Obama spoke by phone later with German Chancellor Angela Merkel, British Prime Minister David Cameron and Australian Prime Minister Tony Abbott. The White House said they discussed Ukraine and the downed jet and the need for an unimpeded international investigation into what happened.
Malaysian Transport Minister Liow Tiong Lai said on Saturday he would fly to the Ukraine capital of Kiev to ensure an investigating team gets safe access to the site. Before setting off, he said it would be "inhumane" not to have access, but said Moscow was trying to help: "They are trying their level best to assist Malaysia to ensure we have a safe site," Liow said.
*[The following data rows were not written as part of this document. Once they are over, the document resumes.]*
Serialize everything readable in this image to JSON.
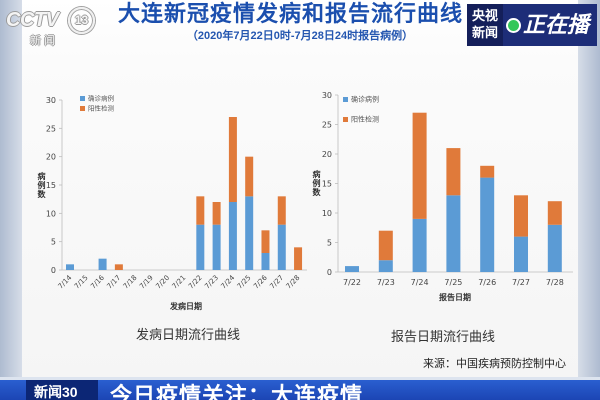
{
  "broadcast": {
    "channel_logo": {
      "brand": "CCTV",
      "number": "13",
      "name": "新闻"
    },
    "live_badge": {
      "line1": "央视",
      "line2": "新闻",
      "status": "正在播"
    }
  },
  "header": {
    "title": "大连新冠疫情发病和报告流行曲线",
    "subtitle": "（2020年7月22日0时-7月28日24时报告病例）"
  },
  "chart_data": [
    {
      "type": "bar",
      "stacked": true,
      "title": "发病日期流行曲线",
      "xlabel": "发病日期",
      "ylabel": "病例数",
      "ylim": [
        0,
        30
      ],
      "yticks": [
        0,
        5,
        10,
        15,
        20,
        25,
        30
      ],
      "grid": false,
      "legend": "top-left",
      "categories": [
        "7/14",
        "7/15",
        "7/16",
        "7/17",
        "7/18",
        "7/19",
        "7/20",
        "7/21",
        "7/22",
        "7/23",
        "7/24",
        "7/25",
        "7/26",
        "7/27",
        "7/28"
      ],
      "series": [
        {
          "name": "确诊病例",
          "color": "#5b9bd5",
          "values": [
            1,
            0,
            2,
            0,
            0,
            0,
            0,
            0,
            8,
            8,
            12,
            13,
            3,
            8,
            0
          ]
        },
        {
          "name": "阳性检测",
          "color": "#e07a3a",
          "values": [
            0,
            0,
            0,
            1,
            0,
            0,
            0,
            0,
            5,
            4,
            15,
            7,
            4,
            5,
            4
          ]
        }
      ]
    },
    {
      "type": "bar",
      "stacked": true,
      "title": "报告日期流行曲线",
      "xlabel": "报告日期",
      "ylabel": "病例数",
      "ylim": [
        0,
        30
      ],
      "yticks": [
        0,
        5,
        10,
        15,
        20,
        25,
        30
      ],
      "grid": false,
      "legend": "top-left",
      "categories": [
        "7/22",
        "7/23",
        "7/24",
        "7/25",
        "7/26",
        "7/27",
        "7/28"
      ],
      "series": [
        {
          "name": "确诊病例",
          "color": "#5b9bd5",
          "values": [
            1,
            2,
            9,
            13,
            16,
            6,
            8
          ]
        },
        {
          "name": "阳性检测",
          "color": "#e07a3a",
          "values": [
            0,
            5,
            18,
            8,
            2,
            7,
            4
          ]
        }
      ]
    }
  ],
  "footer": {
    "source": "来源：中国疾病预防控制中心"
  },
  "ticker": {
    "program": "新闻30",
    "headline": "今日疫情关注：大连疫情"
  }
}
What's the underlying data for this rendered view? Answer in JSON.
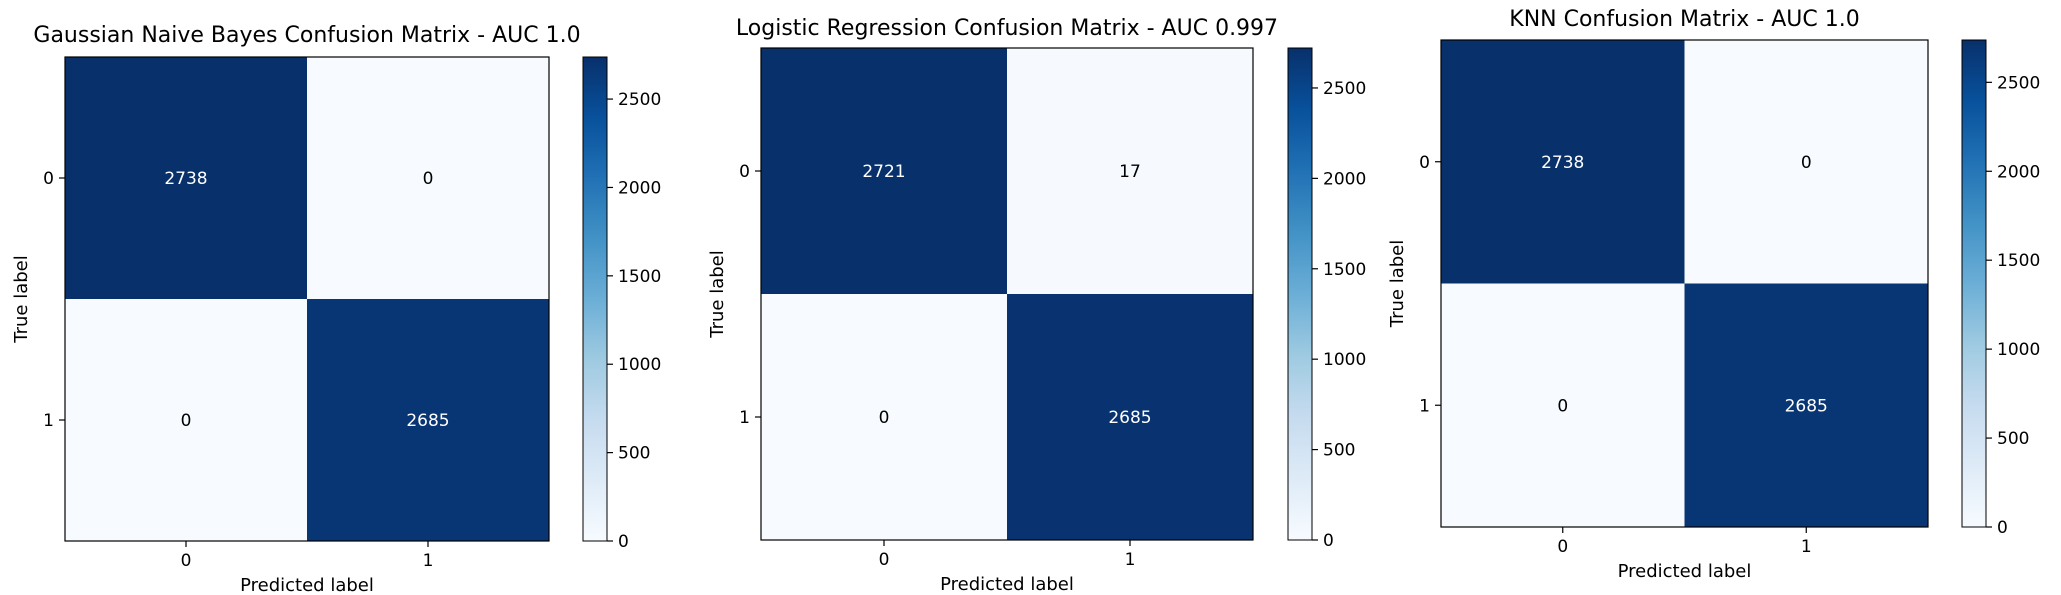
{
  "chart_data": [
    {
      "type": "heatmap",
      "title": "Gaussian Naive Bayes Confusion Matrix - AUC 1.0",
      "xlabel": "Predicted label",
      "ylabel": "True label",
      "x_tick_labels": [
        "0",
        "1"
      ],
      "y_tick_labels": [
        "0",
        "1"
      ],
      "matrix": [
        [
          2738,
          0
        ],
        [
          0,
          2685
        ]
      ],
      "cell_labels": [
        [
          "2738",
          "0"
        ],
        [
          "0",
          "2685"
        ]
      ],
      "colormap": "Blues",
      "colorbar": {
        "range": [
          0,
          2738
        ],
        "ticks": [
          0,
          500,
          1000,
          1500,
          2000,
          2500
        ],
        "tick_labels": [
          "0",
          "500",
          "1000",
          "1500",
          "2000",
          "2500"
        ]
      }
    },
    {
      "type": "heatmap",
      "title": "Logistic Regression Confusion Matrix - AUC 0.997",
      "xlabel": "Predicted label",
      "ylabel": "True label",
      "x_tick_labels": [
        "0",
        "1"
      ],
      "y_tick_labels": [
        "0",
        "1"
      ],
      "matrix": [
        [
          2721,
          17
        ],
        [
          0,
          2685
        ]
      ],
      "cell_labels": [
        [
          "2721",
          "17"
        ],
        [
          "0",
          "2685"
        ]
      ],
      "colormap": "Blues",
      "colorbar": {
        "range": [
          0,
          2721
        ],
        "ticks": [
          0,
          500,
          1000,
          1500,
          2000,
          2500
        ],
        "tick_labels": [
          "0",
          "500",
          "1000",
          "1500",
          "2000",
          "2500"
        ]
      }
    },
    {
      "type": "heatmap",
      "title": "KNN Confusion Matrix - AUC 1.0",
      "xlabel": "Predicted label",
      "ylabel": "True label",
      "x_tick_labels": [
        "0",
        "1"
      ],
      "y_tick_labels": [
        "0",
        "1"
      ],
      "matrix": [
        [
          2738,
          0
        ],
        [
          0,
          2685
        ]
      ],
      "cell_labels": [
        [
          "2738",
          "0"
        ],
        [
          "0",
          "2685"
        ]
      ],
      "colormap": "Blues",
      "colorbar": {
        "range": [
          0,
          2738
        ],
        "ticks": [
          0,
          500,
          1000,
          1500,
          2000,
          2500
        ],
        "tick_labels": [
          "0",
          "500",
          "1000",
          "1500",
          "2000",
          "2500"
        ]
      }
    }
  ],
  "colors": {
    "dark": "#08306b",
    "light": "#f7fbff",
    "text_on_dark": "#ffffff",
    "text_on_light": "#000000"
  }
}
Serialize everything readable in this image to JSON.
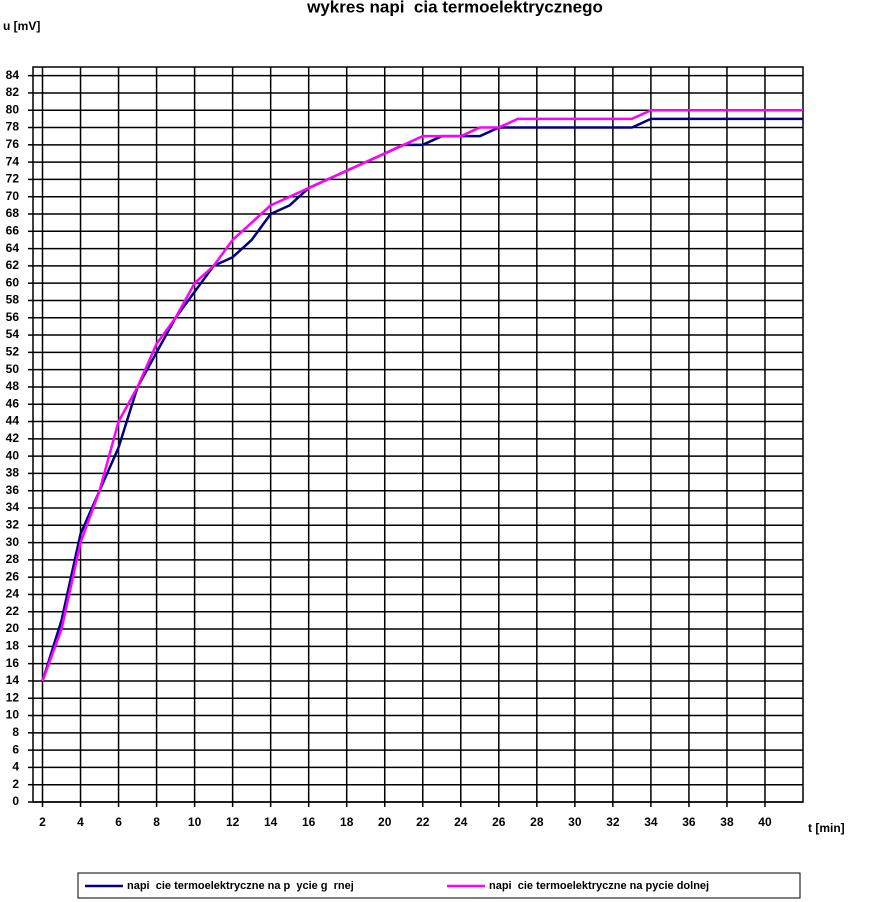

Defence Minister and former transport minister Hishammuddin Hussein said a priority was to ensure debris was not tampered with.
"We want to get to the bottom of this," he added, saying that Malaysia had been in touch with officials in Russia, Ukraine, the United States, Britain and China.
"We do not have a position until the facts have been verified, whether the plane was really brought down, how it was brought down, who brought it down," he said.
International observers said gunmen stopped them examining the site properly when they got there on Friday. More than half of the victims were Dutch in what has become a pivotal incident in deteriorating relations between Russia and the West.
Obama ruled out military intervention.
Russia, which Obama said was letting the rebels bring in weapons, has expressed anger at implications it was to blame, saying people should not prejudge the outcome of an inquiry. The rebels have said Ukrainian government forces downed the plane.
The United Nations said 80 children were aboard. The deadliest attack on a commercial airliner, follows the disappearance of flight MH370 in March with 239 passengers.
Makeshift white flags marked where bodies lay in corn fields and among the debris. Others, stripped bare by the force of the crash, had been covered by polythene sheeting weighed down by stones, one marked with a flower in remembrance.
One pensioner said a woman smashed though her roof. "There was a howling noise and everything started to rattle. Then objects started falling out of the sky," said Irina Tipunova, 65. "And then I heard a roar and she landed in the kitchen."
The scale of the disaster could prove a turning point for international pressure to resolve the crisis in Ukraine, which has killed hundreds since pro-Western protests toppled the Moscow-backed president in Kiev in February and Russia annexed the Crimea peninsula a month later.
"This outrageous event underscores that it is time for peace and security to be restored in Ukraine," Obama said, adding that Russia had failed to use its influence to curb rebel violence.
While the West has imposed sanctions on Russia over Ukraine, the United States has been more aggressive than the European Union. Analysts say the response of Germany and other EU powers to the incident - possibly imposing more sanctions - could be crucial in deciding the next phase of the standoff with Moscow.
Some commentators even recalled Germany's sinking of the Atlantic liner Lusitania in 1915, which helped push the United States into World War One, but outrage in the West at Thursday's carnage is not seen as leading to military intervention.
The U.N. Security Council called for a "full, thorough and independent international investigation" into the downing of the plane and "appropriate accountability" for those responsible.
German Chancellor Angela Merkel said it was too early to decide on further sanctions before it was known exactly what had happened to the plane. Britain took a similar line but later echoed Obama in pointing the finger at the separatists.
Kiev and Moscow immediately blamed each other for the disaster, triggering a new phase in their propaganda war.